OEE, i.e. Original Equipment Efficiency is the most common measure used to determine manufacturing losses. There are three key contributing variables to OEE:
- Availability loss (A%)
- Performance Loss (B%)
- Quality loss (C%)
An OEE is represented in % (Percentage) and is the product of A, B and C.
OEE of 100% is considered perfect (I don’t think, this exist anywhere). Most equipment operates with the range of 40% to 80%. There are some examples where the OEE is below 40% in some manufacturing plants. OEE should only be treated as an improvement metrics. It may get tempting to aggregate different types of equipment in a shopfloor environment to generate higher level OEE. But this approach can be misleading and should be avoided unless the processes and production are identical.
Most manufacturers apply TPM (Total Productive Maintenance) principles which comprise of Proactive and preventive maintenance to aim for fewer instances of breakdowns, equipment operating performance and machine induced defects. The TPM approach was developed in the 1960s and essentially has 5S as foundation and eight supporting pillars. A simple google search would offer several websites with good literature and examples to learn more about OEE, 5S and TMP.
Industrial IoT analytics has a lot to offer in Manufacturing. Commonly, there is a target OEE, and then processes are improved to achieve that. Now, there lies an opportunity, what should be the target OEE? How does one arrive at that value? What’s important for your business? Is it Quality or availability or performance? Or a mix of these criteria?
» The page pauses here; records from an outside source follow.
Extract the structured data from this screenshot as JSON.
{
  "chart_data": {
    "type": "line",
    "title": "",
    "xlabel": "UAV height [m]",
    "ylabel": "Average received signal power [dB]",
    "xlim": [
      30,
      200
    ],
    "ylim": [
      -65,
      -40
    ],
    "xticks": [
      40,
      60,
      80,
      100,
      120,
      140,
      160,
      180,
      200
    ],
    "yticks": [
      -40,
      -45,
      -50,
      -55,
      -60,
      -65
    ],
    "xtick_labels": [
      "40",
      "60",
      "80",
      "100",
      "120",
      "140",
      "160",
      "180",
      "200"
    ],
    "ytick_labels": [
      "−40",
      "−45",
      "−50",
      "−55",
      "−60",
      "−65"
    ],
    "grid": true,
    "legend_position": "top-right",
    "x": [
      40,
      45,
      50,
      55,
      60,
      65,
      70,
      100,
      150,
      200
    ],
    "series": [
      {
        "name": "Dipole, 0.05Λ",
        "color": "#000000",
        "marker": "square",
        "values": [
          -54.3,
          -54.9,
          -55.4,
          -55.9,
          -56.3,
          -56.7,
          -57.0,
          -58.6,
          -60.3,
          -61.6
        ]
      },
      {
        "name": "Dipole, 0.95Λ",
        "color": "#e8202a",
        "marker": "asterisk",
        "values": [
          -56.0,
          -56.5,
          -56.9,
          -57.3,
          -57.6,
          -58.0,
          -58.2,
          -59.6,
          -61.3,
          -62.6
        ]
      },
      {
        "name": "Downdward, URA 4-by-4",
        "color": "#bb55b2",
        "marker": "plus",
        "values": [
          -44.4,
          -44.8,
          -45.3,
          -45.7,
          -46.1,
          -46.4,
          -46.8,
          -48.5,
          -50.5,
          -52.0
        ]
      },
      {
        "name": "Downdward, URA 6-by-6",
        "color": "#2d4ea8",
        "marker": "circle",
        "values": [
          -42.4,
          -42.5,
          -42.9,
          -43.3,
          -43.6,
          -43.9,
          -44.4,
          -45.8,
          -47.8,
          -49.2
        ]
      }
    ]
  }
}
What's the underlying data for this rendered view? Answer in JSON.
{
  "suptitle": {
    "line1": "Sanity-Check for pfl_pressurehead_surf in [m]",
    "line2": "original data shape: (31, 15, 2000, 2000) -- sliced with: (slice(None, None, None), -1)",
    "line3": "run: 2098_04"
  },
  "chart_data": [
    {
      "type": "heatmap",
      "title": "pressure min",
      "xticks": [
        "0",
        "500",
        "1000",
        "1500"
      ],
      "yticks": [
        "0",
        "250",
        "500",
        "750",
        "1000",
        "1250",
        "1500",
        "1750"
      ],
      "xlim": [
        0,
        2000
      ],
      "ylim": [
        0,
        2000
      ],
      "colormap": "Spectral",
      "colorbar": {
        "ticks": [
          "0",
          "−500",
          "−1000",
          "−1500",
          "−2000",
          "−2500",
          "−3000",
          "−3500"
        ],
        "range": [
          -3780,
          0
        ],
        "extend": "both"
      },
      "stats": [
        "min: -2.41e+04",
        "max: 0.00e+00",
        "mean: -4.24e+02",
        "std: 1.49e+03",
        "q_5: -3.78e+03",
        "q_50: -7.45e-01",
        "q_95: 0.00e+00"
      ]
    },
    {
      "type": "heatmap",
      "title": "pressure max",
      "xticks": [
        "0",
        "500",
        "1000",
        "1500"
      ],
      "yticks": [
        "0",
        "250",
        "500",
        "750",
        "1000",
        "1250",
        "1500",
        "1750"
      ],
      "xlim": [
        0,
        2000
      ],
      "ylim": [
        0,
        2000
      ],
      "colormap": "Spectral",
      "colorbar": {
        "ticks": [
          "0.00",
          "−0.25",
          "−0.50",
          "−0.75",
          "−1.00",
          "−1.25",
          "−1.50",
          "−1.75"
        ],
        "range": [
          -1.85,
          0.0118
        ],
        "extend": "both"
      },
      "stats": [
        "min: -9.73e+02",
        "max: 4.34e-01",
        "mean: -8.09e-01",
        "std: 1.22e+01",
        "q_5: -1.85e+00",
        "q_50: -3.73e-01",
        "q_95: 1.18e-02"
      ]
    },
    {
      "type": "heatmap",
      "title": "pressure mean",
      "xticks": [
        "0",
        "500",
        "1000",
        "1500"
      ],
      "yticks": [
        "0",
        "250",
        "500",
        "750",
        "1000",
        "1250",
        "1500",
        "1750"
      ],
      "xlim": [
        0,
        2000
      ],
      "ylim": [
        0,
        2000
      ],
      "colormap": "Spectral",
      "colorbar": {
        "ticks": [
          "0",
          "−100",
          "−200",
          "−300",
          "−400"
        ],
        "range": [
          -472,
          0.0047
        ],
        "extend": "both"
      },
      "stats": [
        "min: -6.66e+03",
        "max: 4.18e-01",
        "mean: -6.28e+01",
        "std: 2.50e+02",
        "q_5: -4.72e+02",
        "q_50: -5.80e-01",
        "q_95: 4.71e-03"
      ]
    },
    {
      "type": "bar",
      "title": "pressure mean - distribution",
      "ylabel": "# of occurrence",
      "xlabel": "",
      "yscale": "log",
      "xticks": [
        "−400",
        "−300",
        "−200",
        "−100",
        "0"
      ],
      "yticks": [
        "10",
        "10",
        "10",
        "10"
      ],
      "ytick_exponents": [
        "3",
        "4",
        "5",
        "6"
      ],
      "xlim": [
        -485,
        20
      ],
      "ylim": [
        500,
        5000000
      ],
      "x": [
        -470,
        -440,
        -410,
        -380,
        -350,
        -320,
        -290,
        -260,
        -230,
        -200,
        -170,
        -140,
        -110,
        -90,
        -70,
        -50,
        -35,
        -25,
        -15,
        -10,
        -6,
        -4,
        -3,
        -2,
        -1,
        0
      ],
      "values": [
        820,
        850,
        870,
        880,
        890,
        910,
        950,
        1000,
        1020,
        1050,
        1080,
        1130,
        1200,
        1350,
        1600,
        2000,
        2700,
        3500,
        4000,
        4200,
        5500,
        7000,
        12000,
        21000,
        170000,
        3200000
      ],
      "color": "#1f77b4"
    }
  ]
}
Industrial operational technology data can provide greater insights on the efficiency of the production environment; it can help identify patterns which are not obvious to human observations, e.g. is there any window of time when the part rejects are higher? Is there a specific mix which is affecting the quality? Is handling of specific material causing an impact on cycle time? Are right spare parts being used to prevent sudden breakdown? There are many more questions which IoT analytics can attempt to answer at much faster pace than human-centric RCA observations.
There is tremendous power in just knowing these patterns to make informed process improvements, uncover blind spots and maximize existing operating conditions with the help of OT data and analytics. With predictive analytics, there is another dimension of intelligence that opens several new opportunities to calibrate the operating conditions proactively and gain the competitive edge in the marketplace.